If it's a set of VBs, and you want to use fences to make sure you always return a free one for locking, why don't you just rotate through them? You can be reasonably sure that the very first one you returned the last time will be the first one to be free next time, then the second, and so on.

Anyhow, to answer your first question, yes all GPUs have synchronization methods, though not necessarily fences in the command stream, and not always exposed to the client API. If the driver is sensible and you return a VB that is still in use your attempted lock should only block until the buffer is free, not until the entire command buffer has been flushed, so you get the behavior you want without worrying about the fencing yourself.

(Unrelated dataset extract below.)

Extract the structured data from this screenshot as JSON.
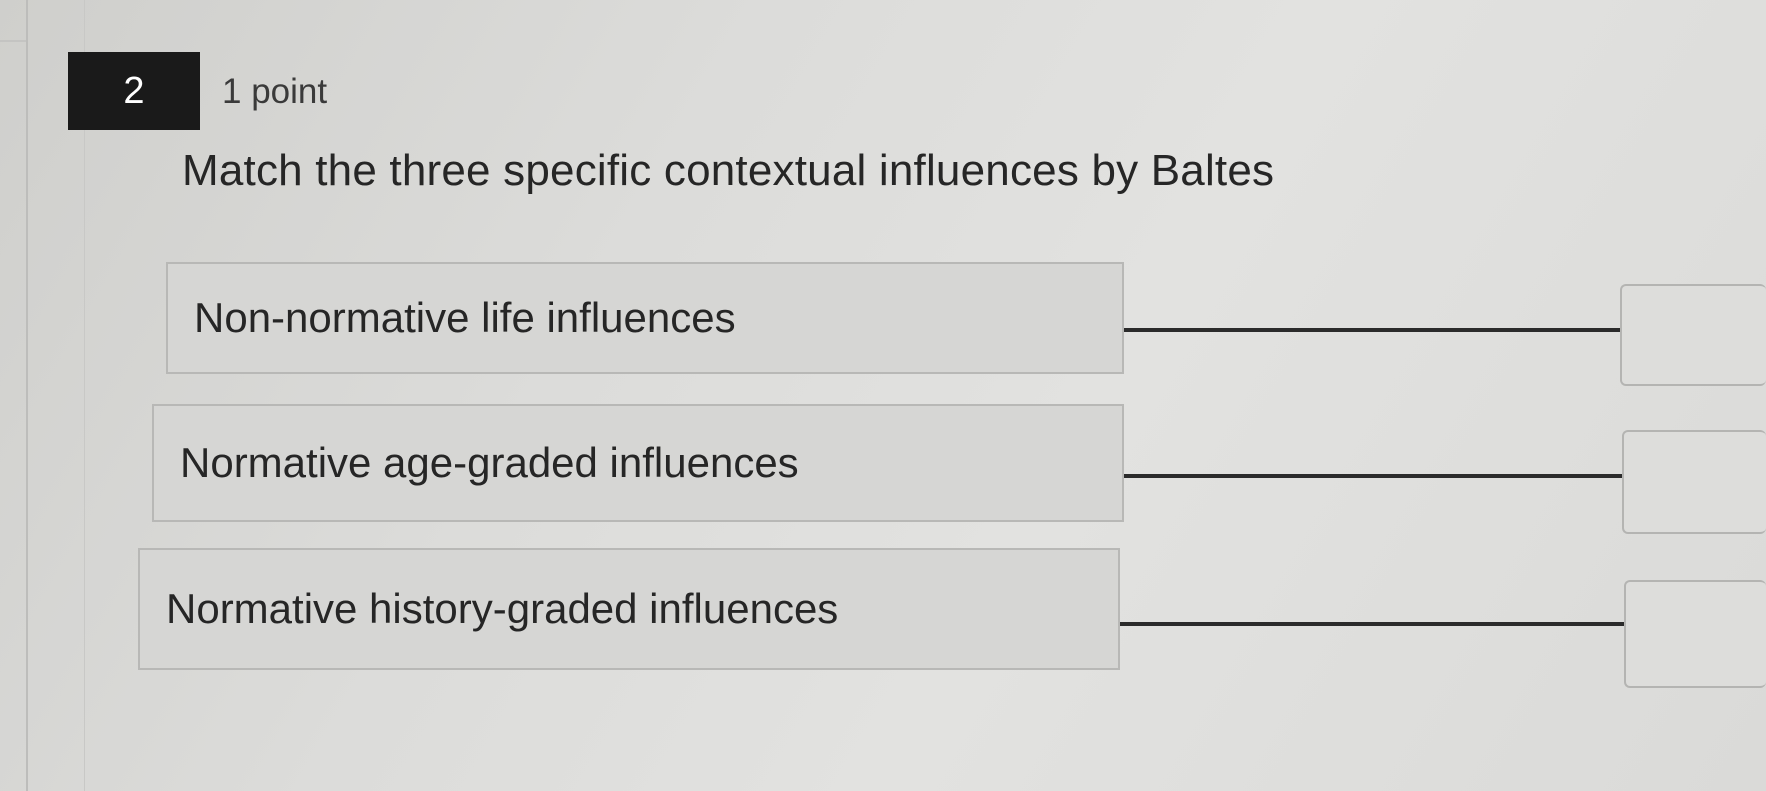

I'm sure most drivers do exactly what you proposed: submit a fence after every draw call and associate it with all the buffers and textures that the draw call referenced.
Direct3D allows you to create a buffer as DYNAMIC, and then to lock them with the DISCARD flag. If such a buffer with such a lock is still in use, a new buffer is returned so that the CPU does not stall.
outRider> well, yes, it's a list of VBs, but the thing is the actual VB size used may vary widely from one VB to another (one might use 50000 vertices, another one only 500, and so-on, if there was a rotation process going on, the VBs would either have to be dynamically resized/recreated, and would all tend to having the size of the largest batch (if there is one batch with 50000 vertices, and 10 batches with less than a thousand, and 8 VBs in the pool, all 8 will eventually be resized to 50000 vertices). the thing was to avoid eating-up too much resources for these, and choosing the smallest available VB where the desired data would fit. this means, looking through the list, and selecting the VB according to its size, and its current 'in use' state. selecting the VB according to its size doesn't really allow a smooth rotation through the list.

of course, It could also just be brute-forced, and have as many VBs as necessary allocated for a given frame, thus eliminating the need for the whole selection process.

Quote:Anyhow, to answer your first question, yes all GPUs have synchronization methods, though not necessarily fences in the command stream, and not always exposed to the client API.


ok, so it's as if they had none. if they are not exposed, we can't use them. damned :/

crowley9> hm interesting.. I'll look into that, thanks.
Since you mention that you have very unpredictable vertex array lengths, I should add that there is also a NOOVERWRITE lock flag, that allows you to lock a VB while it is still in use, allowing you to append vertex data, without causing a sync and without creating new VBs. When it is full, you can do a DISCARD lock and start again.
DirectX has a generic 'Event' query, which I think is the same as a GPU fence.